Я думаю, Достоевский потешался, записывая эту реплику своего героя и вспоминая дешевые водевили, виденные им при поездке в Париж. Или он, вспоминая Гоголя, пародировал «Женитьбу» («когда я возвращался к Лизе, мне пришло на ум дорогой: не убежать ли так, как есть, в халатишке, куда глаза глядят, а там будь что будет»)?
Но он не убегает физически, как гоголевский персонаж, он убегает психологически, как персонаж Достоевского – в ту самую истерику:
И вдруг я разразился слезами. Это был припадок. Как-то стыдно мне было между всхлипываниями; но я их уж не мог удержать.
Но вот, проходит какое-то время, Лиза подала ему воды, он несколько успокоился, Аполлон принес чай, и тут он снова впадает в декларативно водевильный тон:
– Лиза, ты презираешь меня? – сказал я, смотря на нее в упор, дрожа от нетерпения узнать, что она думает. – Она сконфузилась и не сумела ничего ответить… – Пей чай! – проговорил я злобно. Я злился на себя, но, разумеется, достаться должно было ей.
В чем причина злобы героя не на Лизу (это легче понять), но на самого себя? Повторю: в том, что, передав Лизе роль романтической героини, он вынужден осуществляться, то есть действовать в реальной жизни. Но он неспособен действовать в реальной жизни! Он представляет себя эдаким тираном, своевольным эгоистом, которому нужно только одно: на какое-то мгновенье доказать себя, подчиняя себе другого человека, а потом интерес к этому человеку потерян. На самом же деле тут не эгоизм, а патологическое отсутствие минимальной воли, всегда необходимой в сфере реального (а не мечтательного) взаимоотношения между людьми. В жизни стремление к Силе всегда как-то уживается со сферой Добра-Зла – или, говоря другими словами, материальное всегда уживается в жизни с духовным (обычно 80–90 % материального на 10–20 % духовного) – иначе человеческое общество не могло бы существовать. Но наш герой – это безвольный дуалист, в сознании которого все осуществляется по прнципу или-или, или материализм и Воля к Власти, или идеализм и способность осуществляться в фантазиях о Высоком и Прекрасном. Он подчинил школьного друга себе и своим идеалам волевым эгоистическим насилием, но так же действовали, начиная с апостола Павла, все идейные пропагандисты во все времена европейской цивилизации, между тем как лишенный воли максималист из «Записок из подполья» преувеличенно ощущает себя тираном и казнит себя за это.
Сейчас ситуация с одноклассником повторяется – он знает это и страшится, не хочет этого.

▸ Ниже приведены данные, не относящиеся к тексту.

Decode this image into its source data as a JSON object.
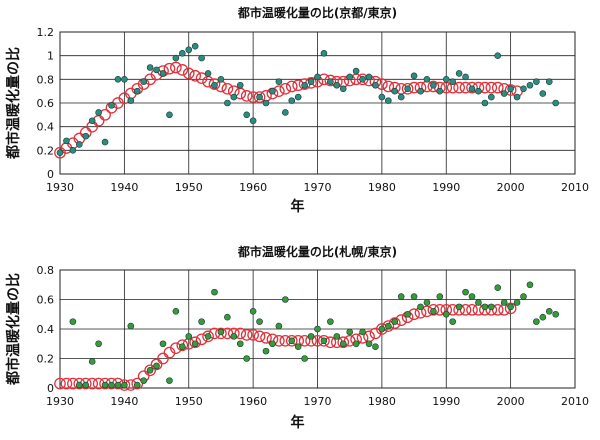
{
  "chart_data": [
    {
      "type": "scatter",
      "title": "都市温暖化量の比(京都/東京)",
      "xlabel": "年",
      "ylabel": "都市温暖化量の比",
      "xlim": [
        1930,
        2010
      ],
      "ylim": [
        0,
        1.2
      ],
      "xticks": [
        "1930",
        "1940",
        "1950",
        "1960",
        "1970",
        "1980",
        "1990",
        "2000",
        "2010"
      ],
      "yticks": [
        "0",
        "0.2",
        "0.4",
        "0.6",
        "0.8",
        "1",
        "1.2"
      ],
      "grid": true,
      "series": [
        {
          "marker": "filled-dot",
          "color": "#2e8b80",
          "x": [
            1930,
            1931,
            1932,
            1933,
            1934,
            1935,
            1936,
            1937,
            1938,
            1939,
            1940,
            1941,
            1942,
            1943,
            1944,
            1945,
            1946,
            1947,
            1948,
            1949,
            1950,
            1951,
            1952,
            1953,
            1954,
            1955,
            1956,
            1957,
            1958,
            1959,
            1960,
            1961,
            1962,
            1963,
            1964,
            1965,
            1966,
            1967,
            1968,
            1969,
            1970,
            1971,
            1972,
            1973,
            1974,
            1975,
            1976,
            1977,
            1978,
            1979,
            1980,
            1981,
            1982,
            1983,
            1984,
            1985,
            1986,
            1987,
            1988,
            1989,
            1990,
            1991,
            1992,
            1993,
            1994,
            1995,
            1996,
            1997,
            1998,
            1999,
            2000,
            2001,
            2002,
            2003,
            2004,
            2005,
            2006,
            2007
          ],
          "y": [
            0.18,
            0.28,
            0.2,
            0.25,
            0.32,
            0.45,
            0.52,
            0.27,
            0.58,
            0.8,
            0.8,
            0.62,
            0.7,
            0.78,
            0.9,
            0.88,
            0.85,
            0.5,
            0.98,
            1.02,
            1.05,
            1.08,
            0.98,
            0.85,
            0.75,
            0.8,
            0.6,
            0.65,
            0.75,
            0.5,
            0.45,
            0.65,
            0.6,
            0.7,
            0.78,
            0.52,
            0.62,
            0.65,
            0.75,
            0.78,
            0.82,
            1.02,
            0.78,
            0.75,
            0.72,
            0.82,
            0.87,
            0.8,
            0.82,
            0.75,
            0.65,
            0.62,
            0.7,
            0.65,
            0.72,
            0.83,
            0.7,
            0.8,
            0.75,
            0.7,
            0.8,
            0.78,
            0.85,
            0.82,
            0.72,
            0.7,
            0.6,
            0.65,
            1.0,
            0.68,
            0.72,
            0.65,
            0.72,
            0.75,
            0.78,
            0.68,
            0.78,
            0.6
          ]
        },
        {
          "marker": "open-ring",
          "color": "#e0323c",
          "x": [
            1930,
            1931,
            1932,
            1933,
            1934,
            1935,
            1936,
            1937,
            1938,
            1939,
            1940,
            1941,
            1942,
            1943,
            1944,
            1945,
            1946,
            1947,
            1948,
            1949,
            1950,
            1951,
            1952,
            1953,
            1954,
            1955,
            1956,
            1957,
            1958,
            1959,
            1960,
            1961,
            1962,
            1963,
            1964,
            1965,
            1966,
            1967,
            1968,
            1969,
            1970,
            1971,
            1972,
            1973,
            1974,
            1975,
            1976,
            1977,
            1978,
            1979,
            1980,
            1981,
            1982,
            1983,
            1984,
            1985,
            1986,
            1987,
            1988,
            1989,
            1990,
            1991,
            1992,
            1993,
            1994,
            1995,
            1996,
            1997,
            1998,
            1999,
            2000,
            2001
          ],
          "y": [
            0.18,
            0.22,
            0.26,
            0.3,
            0.35,
            0.4,
            0.45,
            0.5,
            0.56,
            0.6,
            0.64,
            0.68,
            0.72,
            0.76,
            0.8,
            0.84,
            0.87,
            0.89,
            0.9,
            0.88,
            0.85,
            0.83,
            0.81,
            0.78,
            0.76,
            0.74,
            0.72,
            0.7,
            0.68,
            0.66,
            0.65,
            0.65,
            0.66,
            0.68,
            0.7,
            0.72,
            0.74,
            0.75,
            0.76,
            0.77,
            0.78,
            0.8,
            0.79,
            0.78,
            0.78,
            0.79,
            0.8,
            0.8,
            0.79,
            0.78,
            0.76,
            0.74,
            0.73,
            0.72,
            0.72,
            0.73,
            0.73,
            0.74,
            0.74,
            0.73,
            0.73,
            0.73,
            0.73,
            0.73,
            0.73,
            0.73,
            0.73,
            0.73,
            0.73,
            0.72,
            0.71,
            0.7
          ]
        }
      ]
    },
    {
      "type": "scatter",
      "title": "都市温暖化量の比(札幌/東京)",
      "xlabel": "年",
      "ylabel": "都市温暖化量の比",
      "xlim": [
        1930,
        2010
      ],
      "ylim": [
        0,
        0.8
      ],
      "xticks": [
        "1930",
        "1940",
        "1950",
        "1960",
        "1970",
        "1980",
        "1990",
        "2000",
        "2010"
      ],
      "yticks": [
        "0",
        "0.2",
        "0.4",
        "0.6",
        "0.8"
      ],
      "grid": true,
      "series": [
        {
          "marker": "filled-dot",
          "color": "#3a9a3a",
          "x": [
            1932,
            1933,
            1934,
            1935,
            1936,
            1937,
            1938,
            1939,
            1940,
            1941,
            1942,
            1943,
            1944,
            1945,
            1946,
            1947,
            1948,
            1949,
            1950,
            1951,
            1952,
            1953,
            1954,
            1955,
            1956,
            1957,
            1958,
            1959,
            1960,
            1961,
            1962,
            1963,
            1964,
            1965,
            1966,
            1967,
            1968,
            1969,
            1970,
            1971,
            1972,
            1973,
            1974,
            1975,
            1976,
            1977,
            1978,
            1979,
            1980,
            1981,
            1982,
            1983,
            1984,
            1985,
            1986,
            1987,
            1988,
            1989,
            1990,
            1991,
            1992,
            1993,
            1994,
            1995,
            1996,
            1997,
            1998,
            1999,
            2000,
            2001,
            2002,
            2003,
            2004,
            2005,
            2006,
            2007
          ],
          "y": [
            0.45,
            0.02,
            0.02,
            0.18,
            0.3,
            0.02,
            0.02,
            0.02,
            0.02,
            0.42,
            0.02,
            0.05,
            0.12,
            0.15,
            0.3,
            0.05,
            0.52,
            0.28,
            0.35,
            0.3,
            0.45,
            0.35,
            0.65,
            0.38,
            0.48,
            0.35,
            0.3,
            0.2,
            0.52,
            0.45,
            0.25,
            0.3,
            0.42,
            0.6,
            0.32,
            0.28,
            0.2,
            0.35,
            0.4,
            0.32,
            0.45,
            0.35,
            0.3,
            0.38,
            0.3,
            0.38,
            0.3,
            0.28,
            0.4,
            0.42,
            0.45,
            0.62,
            0.5,
            0.62,
            0.55,
            0.58,
            0.52,
            0.62,
            0.5,
            0.45,
            0.55,
            0.65,
            0.62,
            0.58,
            0.55,
            0.55,
            0.68,
            0.58,
            0.55,
            0.58,
            0.62,
            0.7,
            0.45,
            0.48,
            0.52,
            0.5
          ]
        },
        {
          "marker": "open-ring",
          "color": "#e0323c",
          "x": [
            1930,
            1931,
            1932,
            1933,
            1934,
            1935,
            1936,
            1937,
            1938,
            1939,
            1940,
            1941,
            1942,
            1943,
            1944,
            1945,
            1946,
            1947,
            1948,
            1949,
            1950,
            1951,
            1952,
            1953,
            1954,
            1955,
            1956,
            1957,
            1958,
            1959,
            1960,
            1961,
            1962,
            1963,
            1964,
            1965,
            1966,
            1967,
            1968,
            1969,
            1970,
            1971,
            1972,
            1973,
            1974,
            1975,
            1976,
            1977,
            1978,
            1979,
            1980,
            1981,
            1982,
            1983,
            1984,
            1985,
            1986,
            1987,
            1988,
            1989,
            1990,
            1991,
            1992,
            1993,
            1994,
            1995,
            1996,
            1997,
            1998,
            1999,
            2000
          ],
          "y": [
            0.03,
            0.03,
            0.03,
            0.03,
            0.03,
            0.03,
            0.03,
            0.03,
            0.03,
            0.03,
            0.02,
            0.02,
            0.03,
            0.08,
            0.12,
            0.16,
            0.2,
            0.24,
            0.27,
            0.29,
            0.3,
            0.31,
            0.33,
            0.35,
            0.37,
            0.37,
            0.37,
            0.37,
            0.37,
            0.36,
            0.36,
            0.35,
            0.34,
            0.33,
            0.32,
            0.32,
            0.32,
            0.32,
            0.32,
            0.32,
            0.32,
            0.32,
            0.31,
            0.31,
            0.31,
            0.32,
            0.33,
            0.34,
            0.35,
            0.37,
            0.4,
            0.42,
            0.44,
            0.46,
            0.48,
            0.5,
            0.51,
            0.52,
            0.53,
            0.53,
            0.53,
            0.53,
            0.53,
            0.53,
            0.53,
            0.53,
            0.53,
            0.53,
            0.53,
            0.53,
            0.54
          ]
        }
      ]
    }
  ]
}
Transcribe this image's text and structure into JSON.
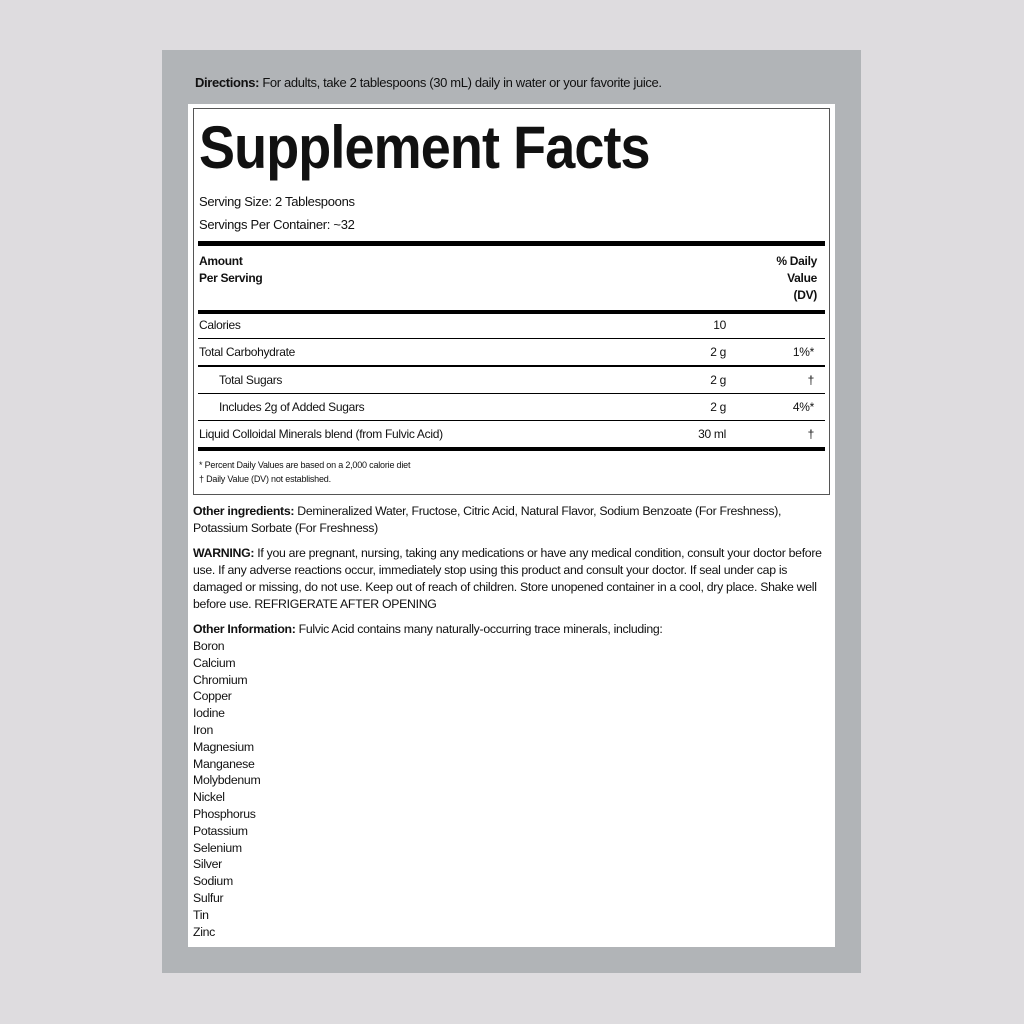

Что угодно, только избавиться от участия в реальности жизни, в которой нужна хоть минимальной толщины жизненная кожа! Тут уместно сравнение с великой пьесой Пиранделло «Генрих Четвертый», герой которой, почувствовав невозможность наработать жизненную кожу, уходит от реальности в сумасшествие и выбирает себе роль немецкого короля одиннадцатого века.
У героя Достоевского нет ни замка, ни денег на подобные демонстративные и дорогостоящие уходы. По сравнению с героем Пиранделло он поступает более тонко, и его ненормальность остается для скользящего читательского глаза незамеченной.
Вот Лиза после долгой паузы говорит:
– Я оттуда… хочу… совсем выйти.
Как я уже отметил, она в своей новой роли действует так же, как герой несколько дней назад действовал в сцене обеда с однокашниками. Герой навязывался однокашникам, которые вовсе не желали иметь дело с этим претенциозным представителем Высокого и Прекрасного, теперь же Лиза провоцирует его своей репликой в ту же сторону, о которой герой в данный момент не желает слушать. Ее реплика совершенно логична: если бы она отмахнула в сторону романтическую пропаганду героя в публичном доме и решила оставаться при своем занятии – с чего бы она стала приходить к нему?
Герой прекрасно видит в ней самого себя, пришедшего к Симонову, и сострадает ей (самому себе бывшему): «Даже мое сердце заныло от жалости на ее неумелость…». Но он тут же вспоминает о своей теперешней роли и о том, кому он этой ролью обязан (Лизе): «но что-то безобразное подавило во мне тотчас же всю жалость».
Между тем Лиза, увидев, как герой реагирует на ее приход, решает, что ей, пожалуй, все-таки лучше уйти (она все-таки, несмотря на ее обращенность, еще слишком принадлежит к реальности жизни, ей еще далеко до героя с его романтически последовательным неистовством).